Tuesday, July 22, 2014

US Disengagement has Consequences

American disengagement in the world is not consequence free. The new BRICS bank announced in Fortaleza by Brazil, Russia, India, China, and South Africa is largely a political exercise, which has been given a big boost by American indecision on IMF quota reform. U.S. detachment and inaction have given the BRICS the political cover to start something that would likely die with a whimper if Congress could muster the political will to pass IMF quota reform. The United States suffers from a lack of presidential leadership in the Bretton Woods arena; as we withdraw others fill the vacuum, and we cannot choose our replacements. American leadership always starts at the Presidential level, but Republicans share blame for the rise of the BRICS bank based on their inability to get IMF quota reform done in Congress.

The BRICS have complained about "vote" and "voice" in the Bretton Woods institutions. If we address the ostensible political grievances of countries like China and others at the IMF by passing quota reform their arguments for a BRICS bank largely collapse.

As long as the United States maintains implicit veto and influence over the selection the Bretton Woods institutions' leaders, we should accept marginal adjustments in shareholdings -- this has already happened at the World Bank, and the rest of the G20 has signed off on reform at the IMF. The IMF Quota reform is a good arrangement for the United States until a time when we can trade the U.S. held presidency at the World Bank for the managing director role at the IMF with the Europeans.
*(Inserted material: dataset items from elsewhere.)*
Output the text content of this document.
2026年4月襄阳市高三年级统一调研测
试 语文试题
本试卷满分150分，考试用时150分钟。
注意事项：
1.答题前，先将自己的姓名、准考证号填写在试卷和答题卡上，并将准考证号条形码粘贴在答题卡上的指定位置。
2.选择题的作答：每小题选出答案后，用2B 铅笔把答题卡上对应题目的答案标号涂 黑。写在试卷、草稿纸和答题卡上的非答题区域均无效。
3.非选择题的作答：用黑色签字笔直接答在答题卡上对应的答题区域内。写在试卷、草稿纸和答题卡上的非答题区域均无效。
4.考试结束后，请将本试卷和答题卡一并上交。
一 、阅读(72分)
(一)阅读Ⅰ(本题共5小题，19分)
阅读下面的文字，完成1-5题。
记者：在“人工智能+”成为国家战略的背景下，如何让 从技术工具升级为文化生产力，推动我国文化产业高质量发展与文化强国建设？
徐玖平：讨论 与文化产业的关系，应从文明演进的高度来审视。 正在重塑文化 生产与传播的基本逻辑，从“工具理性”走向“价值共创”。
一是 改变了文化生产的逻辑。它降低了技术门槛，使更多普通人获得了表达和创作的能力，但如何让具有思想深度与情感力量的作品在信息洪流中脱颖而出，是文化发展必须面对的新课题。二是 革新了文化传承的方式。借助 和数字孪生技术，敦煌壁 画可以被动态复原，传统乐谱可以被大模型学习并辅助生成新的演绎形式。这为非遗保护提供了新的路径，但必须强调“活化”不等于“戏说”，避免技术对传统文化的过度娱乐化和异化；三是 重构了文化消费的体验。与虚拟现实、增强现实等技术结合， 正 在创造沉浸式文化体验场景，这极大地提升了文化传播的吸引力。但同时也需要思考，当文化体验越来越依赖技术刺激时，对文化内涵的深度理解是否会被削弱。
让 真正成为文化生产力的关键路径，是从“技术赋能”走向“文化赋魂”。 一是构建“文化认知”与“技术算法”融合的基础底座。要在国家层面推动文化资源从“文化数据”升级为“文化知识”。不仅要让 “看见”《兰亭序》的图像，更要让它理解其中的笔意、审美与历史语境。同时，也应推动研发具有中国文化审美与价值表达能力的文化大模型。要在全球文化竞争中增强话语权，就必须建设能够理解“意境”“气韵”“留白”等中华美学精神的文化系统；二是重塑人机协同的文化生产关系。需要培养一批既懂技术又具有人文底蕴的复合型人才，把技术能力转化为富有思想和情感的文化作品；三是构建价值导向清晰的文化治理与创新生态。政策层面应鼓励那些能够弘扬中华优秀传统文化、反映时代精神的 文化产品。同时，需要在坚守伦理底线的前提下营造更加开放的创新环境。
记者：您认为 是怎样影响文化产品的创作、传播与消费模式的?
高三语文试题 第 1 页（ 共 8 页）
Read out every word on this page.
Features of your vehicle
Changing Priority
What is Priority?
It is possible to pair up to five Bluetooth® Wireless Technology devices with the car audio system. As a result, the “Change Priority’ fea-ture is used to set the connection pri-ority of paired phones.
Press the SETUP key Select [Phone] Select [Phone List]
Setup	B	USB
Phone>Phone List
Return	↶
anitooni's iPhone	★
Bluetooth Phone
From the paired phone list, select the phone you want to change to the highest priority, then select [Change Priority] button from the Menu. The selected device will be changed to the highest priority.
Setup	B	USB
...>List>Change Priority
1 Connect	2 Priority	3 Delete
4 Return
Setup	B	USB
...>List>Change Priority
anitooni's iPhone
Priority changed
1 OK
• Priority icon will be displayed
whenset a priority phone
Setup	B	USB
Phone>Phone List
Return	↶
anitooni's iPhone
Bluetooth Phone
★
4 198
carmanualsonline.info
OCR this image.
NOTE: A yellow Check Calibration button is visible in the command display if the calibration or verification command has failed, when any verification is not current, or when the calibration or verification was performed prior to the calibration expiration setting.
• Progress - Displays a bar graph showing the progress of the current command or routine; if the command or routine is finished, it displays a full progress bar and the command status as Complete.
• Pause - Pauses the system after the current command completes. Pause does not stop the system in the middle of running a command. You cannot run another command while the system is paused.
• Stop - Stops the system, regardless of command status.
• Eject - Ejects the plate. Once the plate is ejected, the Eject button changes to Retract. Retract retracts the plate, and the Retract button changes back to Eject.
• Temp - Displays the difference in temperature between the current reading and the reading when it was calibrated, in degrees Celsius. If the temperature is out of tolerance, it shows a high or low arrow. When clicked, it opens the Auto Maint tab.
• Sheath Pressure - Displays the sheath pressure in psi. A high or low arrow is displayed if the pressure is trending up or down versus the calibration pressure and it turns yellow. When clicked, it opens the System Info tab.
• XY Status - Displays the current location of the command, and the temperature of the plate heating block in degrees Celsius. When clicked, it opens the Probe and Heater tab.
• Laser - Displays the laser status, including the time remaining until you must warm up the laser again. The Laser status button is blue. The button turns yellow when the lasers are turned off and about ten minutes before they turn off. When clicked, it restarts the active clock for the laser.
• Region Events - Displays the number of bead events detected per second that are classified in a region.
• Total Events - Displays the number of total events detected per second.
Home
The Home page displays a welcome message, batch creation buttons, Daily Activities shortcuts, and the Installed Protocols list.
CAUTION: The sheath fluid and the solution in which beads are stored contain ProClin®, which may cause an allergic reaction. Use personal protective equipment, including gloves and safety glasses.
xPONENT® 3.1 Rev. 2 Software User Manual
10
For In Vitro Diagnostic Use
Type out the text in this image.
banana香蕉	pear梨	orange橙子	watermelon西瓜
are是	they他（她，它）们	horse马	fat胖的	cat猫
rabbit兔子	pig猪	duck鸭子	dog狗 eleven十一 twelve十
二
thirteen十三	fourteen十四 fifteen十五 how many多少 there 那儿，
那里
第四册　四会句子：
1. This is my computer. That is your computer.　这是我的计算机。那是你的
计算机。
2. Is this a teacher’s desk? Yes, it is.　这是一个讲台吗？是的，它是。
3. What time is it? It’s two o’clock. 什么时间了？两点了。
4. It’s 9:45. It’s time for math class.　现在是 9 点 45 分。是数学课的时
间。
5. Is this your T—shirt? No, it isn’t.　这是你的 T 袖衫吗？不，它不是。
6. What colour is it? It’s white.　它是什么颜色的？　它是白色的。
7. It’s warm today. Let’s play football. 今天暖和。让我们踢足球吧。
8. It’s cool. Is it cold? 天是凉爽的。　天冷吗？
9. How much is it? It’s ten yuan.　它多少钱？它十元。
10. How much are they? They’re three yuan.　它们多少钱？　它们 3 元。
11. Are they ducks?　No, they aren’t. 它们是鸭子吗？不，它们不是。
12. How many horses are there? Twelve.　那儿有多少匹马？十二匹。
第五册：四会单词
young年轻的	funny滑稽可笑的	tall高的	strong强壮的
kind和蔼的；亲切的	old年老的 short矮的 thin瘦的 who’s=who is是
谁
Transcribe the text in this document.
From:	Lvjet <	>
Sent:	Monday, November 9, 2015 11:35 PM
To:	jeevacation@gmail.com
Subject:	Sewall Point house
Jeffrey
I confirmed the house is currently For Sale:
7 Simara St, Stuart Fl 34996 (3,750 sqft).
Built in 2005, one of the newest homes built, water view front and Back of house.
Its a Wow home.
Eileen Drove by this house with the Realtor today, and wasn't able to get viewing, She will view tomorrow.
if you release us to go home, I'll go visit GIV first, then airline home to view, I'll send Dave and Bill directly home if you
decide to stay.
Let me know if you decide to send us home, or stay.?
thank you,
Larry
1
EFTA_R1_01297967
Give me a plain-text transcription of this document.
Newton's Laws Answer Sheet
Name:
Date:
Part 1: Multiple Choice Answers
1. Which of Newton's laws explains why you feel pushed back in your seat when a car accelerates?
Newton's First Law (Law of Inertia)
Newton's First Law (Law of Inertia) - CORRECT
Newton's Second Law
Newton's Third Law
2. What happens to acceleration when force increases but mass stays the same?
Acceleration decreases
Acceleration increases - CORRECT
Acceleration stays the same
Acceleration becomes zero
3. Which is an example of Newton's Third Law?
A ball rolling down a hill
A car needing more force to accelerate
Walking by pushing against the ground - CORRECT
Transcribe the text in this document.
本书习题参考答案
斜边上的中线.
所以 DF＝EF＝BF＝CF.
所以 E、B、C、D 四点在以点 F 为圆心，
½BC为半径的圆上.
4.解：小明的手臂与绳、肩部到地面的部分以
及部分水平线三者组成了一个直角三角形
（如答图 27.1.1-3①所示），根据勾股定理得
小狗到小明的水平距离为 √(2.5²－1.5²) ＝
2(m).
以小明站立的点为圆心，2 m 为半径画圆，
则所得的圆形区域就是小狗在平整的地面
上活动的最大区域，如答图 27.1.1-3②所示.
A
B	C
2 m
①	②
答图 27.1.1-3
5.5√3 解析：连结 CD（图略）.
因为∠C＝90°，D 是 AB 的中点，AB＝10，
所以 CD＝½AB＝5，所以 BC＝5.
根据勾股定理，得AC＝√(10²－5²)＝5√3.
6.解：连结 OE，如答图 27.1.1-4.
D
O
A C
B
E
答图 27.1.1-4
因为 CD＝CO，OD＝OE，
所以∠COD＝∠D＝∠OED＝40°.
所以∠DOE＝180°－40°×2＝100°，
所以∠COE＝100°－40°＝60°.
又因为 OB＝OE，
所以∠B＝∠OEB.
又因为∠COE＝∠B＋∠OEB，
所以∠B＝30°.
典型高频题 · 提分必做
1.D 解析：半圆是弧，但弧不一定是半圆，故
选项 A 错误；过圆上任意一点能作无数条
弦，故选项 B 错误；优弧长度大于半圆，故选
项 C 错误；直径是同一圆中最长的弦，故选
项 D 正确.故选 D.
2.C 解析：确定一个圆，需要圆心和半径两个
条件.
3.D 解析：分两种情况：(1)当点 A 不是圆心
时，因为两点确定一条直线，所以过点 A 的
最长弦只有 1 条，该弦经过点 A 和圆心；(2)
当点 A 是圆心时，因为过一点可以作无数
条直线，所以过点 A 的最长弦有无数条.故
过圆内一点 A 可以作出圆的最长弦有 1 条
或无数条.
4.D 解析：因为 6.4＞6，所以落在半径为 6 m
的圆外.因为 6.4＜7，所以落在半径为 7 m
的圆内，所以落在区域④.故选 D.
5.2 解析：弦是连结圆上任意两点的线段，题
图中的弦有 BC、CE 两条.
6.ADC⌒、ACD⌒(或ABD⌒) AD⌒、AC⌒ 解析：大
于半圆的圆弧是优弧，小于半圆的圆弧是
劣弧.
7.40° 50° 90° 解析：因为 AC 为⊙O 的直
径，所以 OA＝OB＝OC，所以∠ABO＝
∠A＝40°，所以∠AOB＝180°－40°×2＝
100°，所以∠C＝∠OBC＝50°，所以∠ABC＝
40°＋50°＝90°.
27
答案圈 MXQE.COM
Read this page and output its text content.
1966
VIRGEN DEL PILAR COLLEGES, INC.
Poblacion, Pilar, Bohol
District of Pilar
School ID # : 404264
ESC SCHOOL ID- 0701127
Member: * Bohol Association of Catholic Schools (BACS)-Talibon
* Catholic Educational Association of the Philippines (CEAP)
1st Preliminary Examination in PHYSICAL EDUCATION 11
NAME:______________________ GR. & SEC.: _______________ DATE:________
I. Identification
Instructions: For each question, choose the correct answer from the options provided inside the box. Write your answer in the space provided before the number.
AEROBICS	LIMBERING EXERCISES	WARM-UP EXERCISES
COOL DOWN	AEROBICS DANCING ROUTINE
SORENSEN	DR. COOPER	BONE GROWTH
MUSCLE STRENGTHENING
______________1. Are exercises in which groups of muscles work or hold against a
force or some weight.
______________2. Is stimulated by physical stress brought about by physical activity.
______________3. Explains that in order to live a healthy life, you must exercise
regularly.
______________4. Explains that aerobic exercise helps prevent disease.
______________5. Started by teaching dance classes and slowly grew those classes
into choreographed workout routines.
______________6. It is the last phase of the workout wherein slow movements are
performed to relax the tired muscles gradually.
The international system still operates under the same essential structures and assumptions that were laid out in "the world America made" at the Bretton Woods Conference and elsewhere following WWII, and that international system works best under vigorous U.S. leadership. The BRICS bank is one of a growing number of efforts to "defect" (I think we should bring that verb back in its Cold War form) from an American led system, which serves both U.S. and world interests.